Philadelphia cornerback James Bradberry admitted he tugged on the jersey of a Kansas City receiver. But was it really a penalty? The answer depends largely on what colors you wear.
What’s the one play that is most remembered from a really big game? A ninth-inning strikeout from an ace reliever? A leaping save by a keeper? A powerful dunk in overtime?
Not infrequently, it is a disputed call by a referee.
Many fans, especially those from the Philadelphia area, are going to look back on Sunday’s Super Bowl and immediately think about a penalty that was called in the dying minutes of the game. And correctly or not, they will blame it for the Eagles’ 38-35 loss to the Kansas City Chiefs.
The score was tied at 35 with 1 minute 54 seconds to play, and Kansas City was driving at the Philadelphia 15. But it faced a third-and-8 situation. Patrick Mahomes’s pass to JuJu Smith-Schuster was overthrown, so it seemed Kansas City would have to settle for a field goal and the Eagles would get the ball back with almost two minutes to tie or win the game.

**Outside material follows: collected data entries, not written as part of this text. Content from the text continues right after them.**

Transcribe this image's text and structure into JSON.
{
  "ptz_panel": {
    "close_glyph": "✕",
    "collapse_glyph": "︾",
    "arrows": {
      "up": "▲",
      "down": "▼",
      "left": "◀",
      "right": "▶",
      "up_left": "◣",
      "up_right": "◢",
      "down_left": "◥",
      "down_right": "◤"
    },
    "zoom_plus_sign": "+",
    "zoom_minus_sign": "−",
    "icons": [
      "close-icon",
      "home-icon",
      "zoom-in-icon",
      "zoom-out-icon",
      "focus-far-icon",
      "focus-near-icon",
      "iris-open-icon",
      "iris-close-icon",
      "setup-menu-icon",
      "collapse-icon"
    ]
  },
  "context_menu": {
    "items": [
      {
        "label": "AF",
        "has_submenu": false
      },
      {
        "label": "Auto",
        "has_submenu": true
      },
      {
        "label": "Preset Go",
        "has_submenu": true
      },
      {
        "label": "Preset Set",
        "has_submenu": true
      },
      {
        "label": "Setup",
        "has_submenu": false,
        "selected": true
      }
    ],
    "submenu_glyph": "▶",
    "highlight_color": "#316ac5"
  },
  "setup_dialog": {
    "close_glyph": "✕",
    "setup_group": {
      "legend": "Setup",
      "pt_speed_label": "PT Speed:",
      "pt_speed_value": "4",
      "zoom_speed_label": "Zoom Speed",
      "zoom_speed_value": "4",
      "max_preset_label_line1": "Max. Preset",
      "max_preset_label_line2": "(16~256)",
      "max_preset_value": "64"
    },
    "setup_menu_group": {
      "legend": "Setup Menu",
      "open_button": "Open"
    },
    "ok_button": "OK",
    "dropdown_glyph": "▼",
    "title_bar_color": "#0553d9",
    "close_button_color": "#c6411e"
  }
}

But a flag was thrown, and Philadelphia cornerback James Bradberry was called for defensive holding. Now Kansas City had a first-and-10 at the 11. In the end, it kicked a field goal, but crucially did so with only eight seconds remaining, leaving Philly almost no time to come back.
As fans repeatedly, even obsessively, watched replays of the alleged penalty, a consensus quickly emerged on message boards, Twitter and anguished phone calls. Bradberry had certainly touched Smith-Schuster, and maybe technically it was defensive holding. But the call seemed marginal, and making it at such a crucial moment seemed to violate an unwritten rule: “Don’t decide a game on an insignificant penalty.”
The Fox announcer Greg Olsen and the noted football fan LeBron James were among those who criticized the call. It was the only defensive holding or pass interference call at any time during the game.
Certainly the call is likely to linger in the minds of Philadelphians. Forty years later, local fans still rail about the linesman Leon Stickle, who failed to call offside an Islanders goal in the Stanley Cup finals, which helped defeat the Flyers.
And, of course, Kansas City fans were likely to take the position, at least in this case, that calls have to be made by the book, regardless of the game situation.
Bradberry himself took the high road, saying: “It was a holding. I tugged his jersey. I was hoping they would let it slide.” Other Eagles also declined to blame the call.
“The defender grabbed the jersey with his right hand and restricted him from releasing to the outside. So, therefore, we called defensive holding,” Carl Cheffers, the referee, said.
There were other calls in the game that proved contentious, including several judgment calls on whether catches were really catches.
In one particularly strange sequence, Dallas Goedert of the Eagles caught a pass and went out of bounds. The Eagles then snapped the next play, only to have officials rule that Philadelphia had made a substitution and Kansas City had not been given time to counter it. The resulting delay allowed Kansas City to challenge the catch. This seeming good fortune was suddenly reversed when the catch was ruled good, another decision that puzzled many.
The closest Super Bowl play to the Bradberry defensive holding call may have come in the game played in February 2013 between the San Francisco 49ers and the Baltimore Ravens. On fourth down with less than two minutes left, Colin Kaepernick of the Niners threw an incomplete pass in the end zone to Michael Crabtree, who seemed to have been held by Jimmy Smith of the Ravens. In this case, there was no call, and outrage erupted on both sides. No doubt many of those arguing one way in 2013 were singing a different tune 10 years later depending on the team they were rooting for.
In the end, of course, it is rare that one play ever truly decides a championship. The Eagles were hurt badly by giving up a first-half fumble that led to a scoop-and-score. After leading by 10 at the half, the Eagles didn’t look the same in the next 30 minutes on either side of the ball. And Kansas City’s final drive came a little too easily. There was plenty of blame to go around.
“There were multiple other moments in that game to take care of business, and I think that we were close,” Eagles center Jason Kelce said. “We could have won that game without that call being the determining factor.”
But that is never going to stop those who for years will play the would’ve-could’ve-should’ve game and wind up pointing the finger at a call they think should never have been made.